Antonietta Fioravante Esperti

ANTONIETTA FIORAVANTE ESPERTI è la seconda di sette sorelle (l’ottavo è un maschio), quattro con la passione per la pittura. Colpa dei geni.
Artista da sempre, all’età di dodici anni organizza la sua prima personale allestendo con le sue opere il corridoio del Cinema Paolillo.
“Galeotta è stata l’arte” che le ha fatto conoscere Gaetano Esperti, pittore impressionista suo maestro divenuto in seguito suo marito. Rimasta vedova nel 1979, la Fioravante si fa carico di mantenere il patrimonio di famiglia; primo onore ed onere, una casa culturalmente ed artisticamente fra le più interessanti di Barletta e dintorni e, grazie alla gentile disponibilità della stessa, meta non solo per illustri visitatori, fra cui Vittorio Sgarbi e Carlo Ripa di Meana, ma anche per diverse scolaresche e associazioni, fra cui la Fidapa, della quale è socia.
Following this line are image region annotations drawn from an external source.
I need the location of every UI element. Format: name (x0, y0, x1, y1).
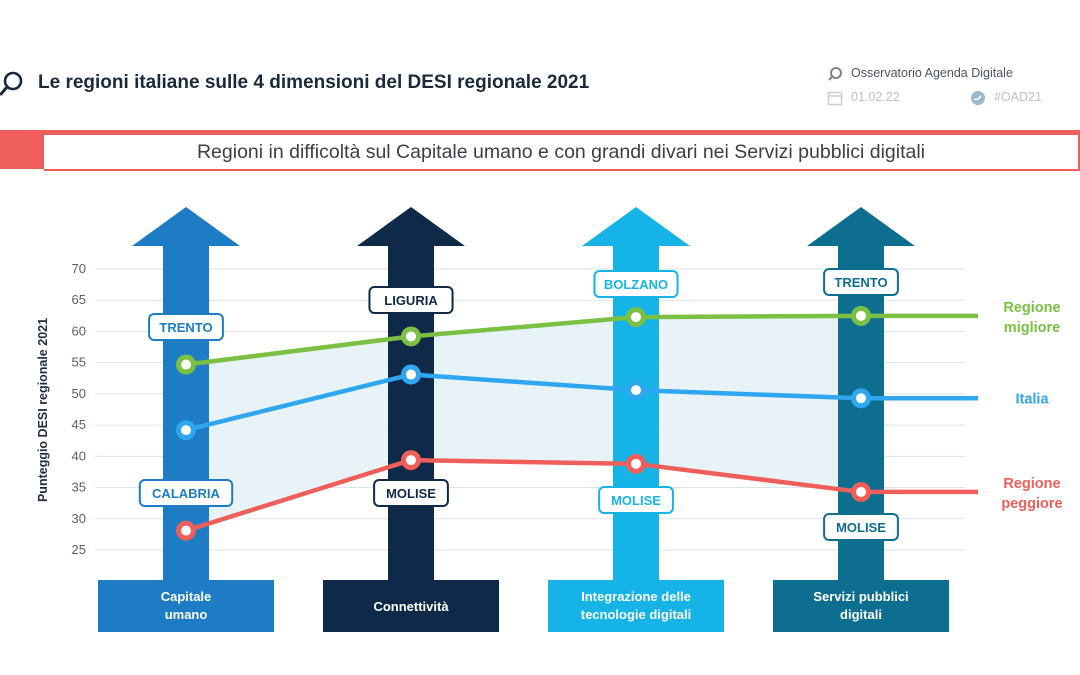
data-point-center (181, 525, 191, 536)
y-tick-label: 70 (72, 261, 86, 276)
region-label: TRENTO (159, 320, 212, 335)
region-label-box (598, 486, 674, 514)
legend-label: Regione (1003, 300, 1060, 316)
region-label-box (138, 479, 234, 507)
source-text: Osservatorio Agenda Digitale (851, 66, 1013, 80)
dimension-label: umano (165, 607, 208, 622)
magnifier-logo-icon (0, 71, 23, 96)
legend-label: Regione (1003, 476, 1060, 492)
data-point-center (856, 486, 866, 497)
region-label: MOLISE (386, 486, 436, 501)
data-point-center (631, 458, 641, 469)
legend-label: peggiore (1001, 496, 1062, 512)
dimension-label-box (323, 580, 499, 632)
y-tick-label: 65 (72, 292, 86, 307)
dimension-label-box (98, 580, 274, 632)
banner-text: Regioni in difficoltà sul Capitale umano… (196, 141, 926, 163)
data-point-center (856, 310, 866, 321)
dimension-label: tecnologie digitali (581, 607, 692, 622)
region-label-box (368, 286, 454, 314)
region-label: BOLZANO (604, 277, 668, 292)
data-point-center (631, 385, 641, 396)
region-label: TRENTO (834, 275, 887, 290)
date-text: 01.02.22 (851, 90, 900, 104)
region-label-box (373, 479, 449, 507)
data-point-center (631, 312, 641, 323)
calendar-icon (827, 91, 843, 106)
dimension-label: Integrazione delle (581, 589, 691, 604)
region-label-box (593, 270, 679, 298)
region-label: MOLISE (836, 520, 886, 535)
dimension-label: digitali (840, 607, 882, 622)
y-tick-label: 45 (72, 417, 86, 432)
data-point-center (406, 455, 416, 466)
data-point-center (181, 425, 191, 436)
y-tick-label: 50 (72, 386, 86, 401)
y-tick-label: 60 (72, 323, 86, 338)
y-axis-label: Punteggio DESI regionale 2021 (36, 318, 50, 502)
twitter-icon (971, 91, 985, 105)
region-label-box (148, 313, 224, 341)
data-point-center (181, 359, 191, 370)
desi-chart: 70 65 60 55 50 45 40 35 30 25 Punteggio DESI regio… (36, 207, 1063, 632)
dimension-arrow (357, 207, 465, 582)
y-tick-label: 35 (72, 480, 86, 495)
dimension-arrow (132, 207, 240, 582)
data-point-center (406, 331, 416, 342)
dimension-label: Servizi pubblici (813, 589, 908, 604)
dimension-label: Capitale (161, 589, 212, 604)
dimension-label: Connettività (373, 599, 449, 614)
y-tick-label: 30 (72, 511, 86, 526)
legend-label: Italia (1015, 391, 1049, 407)
region-label: LIGURIA (384, 293, 438, 308)
y-tick-label: 40 (72, 448, 86, 463)
y-tick-label: 25 (72, 542, 86, 557)
dimension-label-box (548, 580, 724, 632)
region-label-box (823, 513, 899, 541)
region-label: CALABRIA (152, 486, 220, 501)
dimension-label-box (773, 580, 949, 632)
banner-accent (0, 133, 44, 169)
data-point-center (856, 393, 866, 404)
region-label-box (823, 268, 899, 296)
page-title: Le regioni italiane sulle 4 dimensioni d… (38, 72, 590, 93)
data-point-center (406, 369, 416, 380)
region-label: MOLISE (611, 493, 661, 508)
legend-label: migliore (1004, 320, 1060, 336)
banner: Regioni in difficoltà sul Capitale umano… (44, 133, 1080, 171)
banner-top-line (0, 130, 1080, 133)
magnifier-icon (828, 67, 842, 81)
y-tick-label: 55 (72, 355, 86, 370)
hashtag-text: #OAD21 (994, 90, 1042, 104)
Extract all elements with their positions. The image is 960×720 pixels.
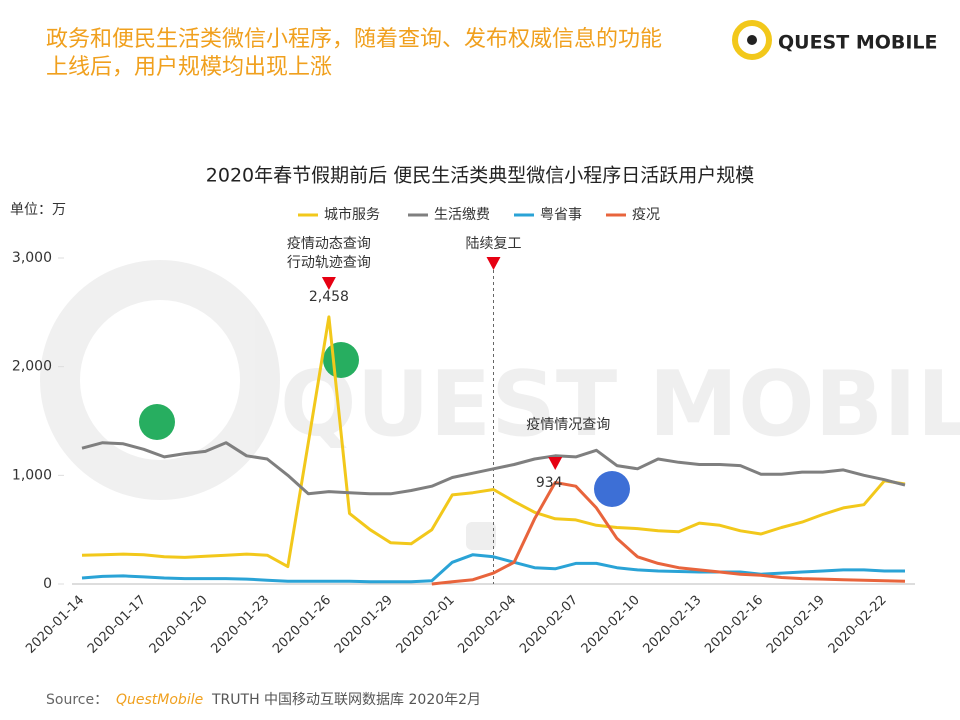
source-brand: QuestMobile [116, 692, 203, 708]
y-tick-label: 1,000 [12, 467, 52, 483]
series-line [81, 441, 906, 496]
x-tick-label: 2020-02-04 [455, 593, 519, 657]
x-tick-label: 2020-02-19 [764, 593, 828, 657]
annotation: 陆续复工 [466, 235, 522, 252]
y-tick-label: 2,000 [12, 359, 52, 375]
series-line [81, 315, 906, 569]
app-icon [323, 342, 359, 378]
app-icon [594, 471, 630, 507]
x-tick-label: 2020-02-07 [517, 593, 581, 657]
annotation-marker [486, 257, 501, 270]
x-tick-label: 2020-02-22 [826, 593, 890, 657]
watermark: QUEST MOBILE [40, 260, 960, 500]
unit-label: 单位：万 [10, 202, 66, 218]
logo-icon [747, 35, 757, 45]
data-label: 2,458 [309, 289, 349, 305]
legend-label: 生活缴费 [434, 207, 490, 223]
series-line [81, 553, 905, 584]
logo-icon [732, 20, 772, 60]
annotation-marker [321, 277, 336, 290]
y-tick-label: 3,000 [12, 250, 52, 266]
x-tick-label: 2020-02-13 [641, 593, 705, 657]
x-tick-label: 2020-01-29 [332, 593, 396, 657]
page-title: 上线后，用户规模均出现上涨 [46, 55, 332, 80]
x-tick-label: 2020-02-16 [702, 593, 766, 657]
y-tick-label: 0 [43, 576, 52, 592]
source-label: Source： [46, 692, 108, 708]
annotation: 疫情动态查询 [287, 236, 371, 252]
annotation-marker [548, 457, 563, 470]
x-tick-label: 2020-01-23 [208, 593, 272, 657]
x-tick-label: 2020-02-10 [579, 593, 643, 657]
logo: QUEST MOBILE [778, 32, 938, 54]
x-tick-label: 2020-01-26 [270, 593, 334, 657]
annotation: 疫情情况查询 [526, 417, 610, 433]
x-tick-label: 2020-01-17 [85, 593, 149, 657]
app-icon [466, 522, 496, 550]
legend-label: 疫况 [632, 207, 660, 223]
svg-text:QUEST MOBILE: QUEST MOBILE [280, 352, 960, 457]
data-label: 934 [536, 475, 563, 491]
x-tick-label: 2020-01-20 [147, 593, 211, 657]
legend-label: 粤省事 [540, 207, 582, 223]
x-tick-label: 2020-02-01 [394, 593, 458, 657]
source-text: TRUTH 中国移动互联网数据库 2020年2月 [211, 692, 481, 708]
legend-label: 城市服务 [324, 206, 380, 223]
annotation: 行动轨迹查询 [287, 255, 371, 271]
chart-title: 2020年春节假期前后 便民生活类典型微信小程序日活跃用户规模 [206, 165, 754, 187]
x-tick-label: 2020-01-14 [23, 593, 87, 657]
page-title: 政务和便民生活类微信小程序，随着查询、发布权威信息的功能 [46, 27, 662, 52]
series-line [431, 481, 906, 586]
app-icon [139, 404, 175, 440]
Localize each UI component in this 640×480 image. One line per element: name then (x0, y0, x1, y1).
Dopo la morte del marito, conduce personalmente ed attivamente i poderi di famiglia, migliorandoli ed impiantandovi nuove coltivazioni, diventando in seguito socia della Cantina Sociale di Barletta. Per problemi di salute, dopo ventitré anni di conduzione dei terreni, passa il testimone a uno dei quattro figli, all’epoca della morte del padre ancora minorenni ed impegnati negli studi. Come se non bastasse, riprende gli studi interrotti all’epoca del matrimonio, si diploma al Liceo Artistico di Bari prima e all’Accademia di Belle Arti poi, terminando il percorso con 110 e lode.
È Accademica del Fiorino.
Intraprende l’esperienza dell’insegnamento di Disegno e Storia dell’Arte alle Scuole Medie di Andria e all’Istituto Magistrale di Barletta.
Artista a tutto tondo, pittrice, scultrice, incisore, grafica e poetessa. Scrive poesie che abbina al lavoro pittorico, quando non basta il pennello.
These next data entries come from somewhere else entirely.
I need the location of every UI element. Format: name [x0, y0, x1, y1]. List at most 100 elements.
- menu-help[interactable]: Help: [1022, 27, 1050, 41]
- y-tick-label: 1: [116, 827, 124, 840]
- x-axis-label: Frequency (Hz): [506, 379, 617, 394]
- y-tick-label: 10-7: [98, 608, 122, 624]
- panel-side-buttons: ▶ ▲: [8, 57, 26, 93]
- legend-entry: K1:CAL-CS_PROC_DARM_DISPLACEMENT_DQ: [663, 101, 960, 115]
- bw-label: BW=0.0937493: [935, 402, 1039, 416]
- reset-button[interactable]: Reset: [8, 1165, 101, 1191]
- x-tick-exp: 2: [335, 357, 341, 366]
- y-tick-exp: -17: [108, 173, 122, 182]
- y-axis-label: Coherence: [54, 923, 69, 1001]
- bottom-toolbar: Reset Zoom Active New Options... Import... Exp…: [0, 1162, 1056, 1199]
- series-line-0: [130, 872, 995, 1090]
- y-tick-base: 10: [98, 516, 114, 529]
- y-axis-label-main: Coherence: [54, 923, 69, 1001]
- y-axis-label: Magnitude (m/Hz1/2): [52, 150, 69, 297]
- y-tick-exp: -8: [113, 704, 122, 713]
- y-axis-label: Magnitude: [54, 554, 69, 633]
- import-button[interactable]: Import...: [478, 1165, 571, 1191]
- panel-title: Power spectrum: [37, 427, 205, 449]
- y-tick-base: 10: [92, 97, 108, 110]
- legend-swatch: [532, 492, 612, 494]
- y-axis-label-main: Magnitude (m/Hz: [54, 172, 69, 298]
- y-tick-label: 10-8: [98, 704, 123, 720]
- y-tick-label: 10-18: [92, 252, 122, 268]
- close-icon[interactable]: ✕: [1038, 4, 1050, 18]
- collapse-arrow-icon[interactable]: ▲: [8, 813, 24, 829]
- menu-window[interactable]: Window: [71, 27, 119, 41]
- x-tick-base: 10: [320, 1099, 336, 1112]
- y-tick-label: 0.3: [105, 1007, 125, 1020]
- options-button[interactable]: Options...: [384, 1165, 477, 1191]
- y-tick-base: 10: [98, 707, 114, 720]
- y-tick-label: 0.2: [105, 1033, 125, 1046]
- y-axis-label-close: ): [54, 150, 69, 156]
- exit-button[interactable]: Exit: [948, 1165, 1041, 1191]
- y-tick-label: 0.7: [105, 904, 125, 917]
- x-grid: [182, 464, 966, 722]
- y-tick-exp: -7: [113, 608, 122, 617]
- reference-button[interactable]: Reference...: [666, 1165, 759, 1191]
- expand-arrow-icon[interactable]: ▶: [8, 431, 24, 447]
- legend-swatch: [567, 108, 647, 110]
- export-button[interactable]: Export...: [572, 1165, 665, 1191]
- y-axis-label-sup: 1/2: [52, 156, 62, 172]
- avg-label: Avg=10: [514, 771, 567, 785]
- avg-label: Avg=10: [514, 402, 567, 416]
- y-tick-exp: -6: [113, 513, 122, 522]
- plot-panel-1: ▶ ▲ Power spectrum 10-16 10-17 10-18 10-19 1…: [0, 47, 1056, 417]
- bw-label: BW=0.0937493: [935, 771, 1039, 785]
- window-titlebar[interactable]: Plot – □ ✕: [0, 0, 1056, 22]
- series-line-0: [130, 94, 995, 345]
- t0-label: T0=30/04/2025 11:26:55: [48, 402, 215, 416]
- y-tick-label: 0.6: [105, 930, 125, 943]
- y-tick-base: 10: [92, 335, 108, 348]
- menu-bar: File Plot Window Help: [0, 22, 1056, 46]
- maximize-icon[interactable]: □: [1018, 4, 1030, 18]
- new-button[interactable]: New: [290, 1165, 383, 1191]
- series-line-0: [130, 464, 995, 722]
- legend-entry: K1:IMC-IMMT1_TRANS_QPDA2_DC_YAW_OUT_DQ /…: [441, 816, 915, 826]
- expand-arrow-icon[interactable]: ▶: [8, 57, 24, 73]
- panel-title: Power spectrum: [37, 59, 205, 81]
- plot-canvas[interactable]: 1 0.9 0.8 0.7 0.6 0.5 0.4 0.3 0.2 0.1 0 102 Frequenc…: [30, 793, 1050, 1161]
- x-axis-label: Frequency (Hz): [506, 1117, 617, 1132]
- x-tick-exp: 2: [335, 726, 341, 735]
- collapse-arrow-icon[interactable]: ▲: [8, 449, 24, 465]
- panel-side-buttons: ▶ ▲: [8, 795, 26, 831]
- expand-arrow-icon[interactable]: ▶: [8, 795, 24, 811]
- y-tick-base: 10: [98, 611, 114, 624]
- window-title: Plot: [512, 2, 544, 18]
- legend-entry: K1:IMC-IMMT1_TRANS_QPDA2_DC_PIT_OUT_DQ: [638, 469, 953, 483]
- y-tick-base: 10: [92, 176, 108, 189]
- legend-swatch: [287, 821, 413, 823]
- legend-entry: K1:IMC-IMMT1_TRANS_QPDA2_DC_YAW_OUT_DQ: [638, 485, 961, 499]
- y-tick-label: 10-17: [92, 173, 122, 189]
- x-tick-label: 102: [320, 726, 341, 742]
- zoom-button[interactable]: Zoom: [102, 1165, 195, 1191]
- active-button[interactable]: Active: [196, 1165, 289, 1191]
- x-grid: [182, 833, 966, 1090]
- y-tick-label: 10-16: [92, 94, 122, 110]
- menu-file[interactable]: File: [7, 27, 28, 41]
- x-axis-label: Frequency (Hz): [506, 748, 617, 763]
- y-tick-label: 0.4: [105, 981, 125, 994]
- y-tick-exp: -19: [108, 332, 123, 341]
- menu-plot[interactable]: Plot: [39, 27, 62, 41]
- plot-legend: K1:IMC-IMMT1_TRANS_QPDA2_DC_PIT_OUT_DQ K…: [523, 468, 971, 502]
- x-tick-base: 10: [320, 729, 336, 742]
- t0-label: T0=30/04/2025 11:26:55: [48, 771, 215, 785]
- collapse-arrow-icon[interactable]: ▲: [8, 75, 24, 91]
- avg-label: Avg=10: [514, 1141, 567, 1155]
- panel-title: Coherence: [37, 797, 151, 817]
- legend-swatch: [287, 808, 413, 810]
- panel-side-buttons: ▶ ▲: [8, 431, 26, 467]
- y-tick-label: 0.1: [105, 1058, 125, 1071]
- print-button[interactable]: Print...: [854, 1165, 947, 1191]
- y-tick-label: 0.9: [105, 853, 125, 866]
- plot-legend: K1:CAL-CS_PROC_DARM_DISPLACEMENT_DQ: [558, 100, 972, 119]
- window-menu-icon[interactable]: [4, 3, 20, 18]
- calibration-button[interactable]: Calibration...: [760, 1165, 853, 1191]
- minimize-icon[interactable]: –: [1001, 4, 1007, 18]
Le esposizioni più importanti degne di menzione si sono tenute a Bologna, Bari, Genova, Brescia, Ferrara, Salsomaggiore e a New York, all’Internazionale d’Arte Contemporanea Jacob Javits Convention Center.
È stata recensita da Raffaele Messinese, Salvatore Chiriatti, Gustavo Delgado, Mirella Casamassima, Lella Durando, Vito Cracas, Aldo Carugno, Angelo Mannita.
Nel 2001 a Roma a Palazzo Valentino sede dell’amministrazione provinciale, l’onorevole Michelini le consegna la targa per meriti artistici.
Continua a partecipare a collettive di pittura e poesia. Al concorso “La stradina dei poeti’’ 2017 le è stato assegnato il “Premio Speciale Augustale” per la costanza nella qualità produttiva delle sue poesie.